Bahwa ada pilihan-pilihan dalam
menyusun cita dan langkah di jalan cinta para pejuang, biarlah kali ini dua
orang wanita mengajari kita. Wanita pertama bernama Habibah binti Sahl, istri
Tsabit ibn Qais. Suatu masa ia datang kepada Rasulallah saw. Ia berkata,
”... Aku tidak mengingkari kebagusan akhlaq dan agamanya, Ya Rasulallah.
Tetapi aku takut menjadi kufur jika tak bercerai darinya. Aku takut jika terus
menerus bermaksiat padanya karena ketidaktaatan pada suami, dan aku tahu itu
menyalahi perintah Allah...”
Rasulallah bersabda,
”Maukah engkau mengembalikan kebun-kebunnya?” Habibah menjawab,
”Ya...!” Maka Rasulallah bersabda kepada Tsabit, ”Ambil
kembali kebun itu, dan thalaq-lah istrimu satu kali!”

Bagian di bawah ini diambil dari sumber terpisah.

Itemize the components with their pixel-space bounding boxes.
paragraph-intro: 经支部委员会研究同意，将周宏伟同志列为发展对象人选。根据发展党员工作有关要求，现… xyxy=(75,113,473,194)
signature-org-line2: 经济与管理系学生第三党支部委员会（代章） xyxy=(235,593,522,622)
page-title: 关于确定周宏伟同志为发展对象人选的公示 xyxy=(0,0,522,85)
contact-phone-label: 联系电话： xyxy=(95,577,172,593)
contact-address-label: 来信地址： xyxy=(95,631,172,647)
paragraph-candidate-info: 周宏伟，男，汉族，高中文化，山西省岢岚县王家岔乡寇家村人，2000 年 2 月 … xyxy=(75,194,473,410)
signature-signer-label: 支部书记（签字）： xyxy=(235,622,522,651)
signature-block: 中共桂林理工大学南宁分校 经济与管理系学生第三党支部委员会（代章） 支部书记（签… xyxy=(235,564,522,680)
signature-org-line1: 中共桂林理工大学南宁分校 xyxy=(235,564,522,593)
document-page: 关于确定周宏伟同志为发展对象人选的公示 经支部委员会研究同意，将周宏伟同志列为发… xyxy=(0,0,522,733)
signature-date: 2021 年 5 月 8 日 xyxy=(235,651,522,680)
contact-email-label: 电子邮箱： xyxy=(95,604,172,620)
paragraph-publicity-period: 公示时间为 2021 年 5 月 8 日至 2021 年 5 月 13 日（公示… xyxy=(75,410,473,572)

Habibah begitu mengerti akan
potensi dirinya. Ia tahu resiko yang kemungkinan besar terjadi sebagai
konsekuensi dari bertemunya realita kondisi yang ia hadapi dengan watak, sifat
dan karakter dirinya. Maka ia bicara tentang sebuah hak yang memang semestinya
ia peroleh.
Ia tidak tercela. Bagaimanapun
ada harapan-harapan tersendiri bagi seorang wanita untuk mendapatkan suami yang
begini dan begitu. Siapapun tidak berhak mengatakan Habibah berselera rendah
karena menolak Tsabit ibn Qais semata karena alasan fisik. Dan sebenarnya
alasannya lebih pada dirinya sendiri yang khawatir kufur kepada Allah atas
kondisi suaminya. Ada hal yang lebih besar yang ia takutkan, yakni kufur pada
nikmat Allah, dan durhaka pada suami. Habibah memilih untuk bertaqwa pada Allah
dengan meminta cerai dari seorang suami yang sulit diterima oleh perasaannya.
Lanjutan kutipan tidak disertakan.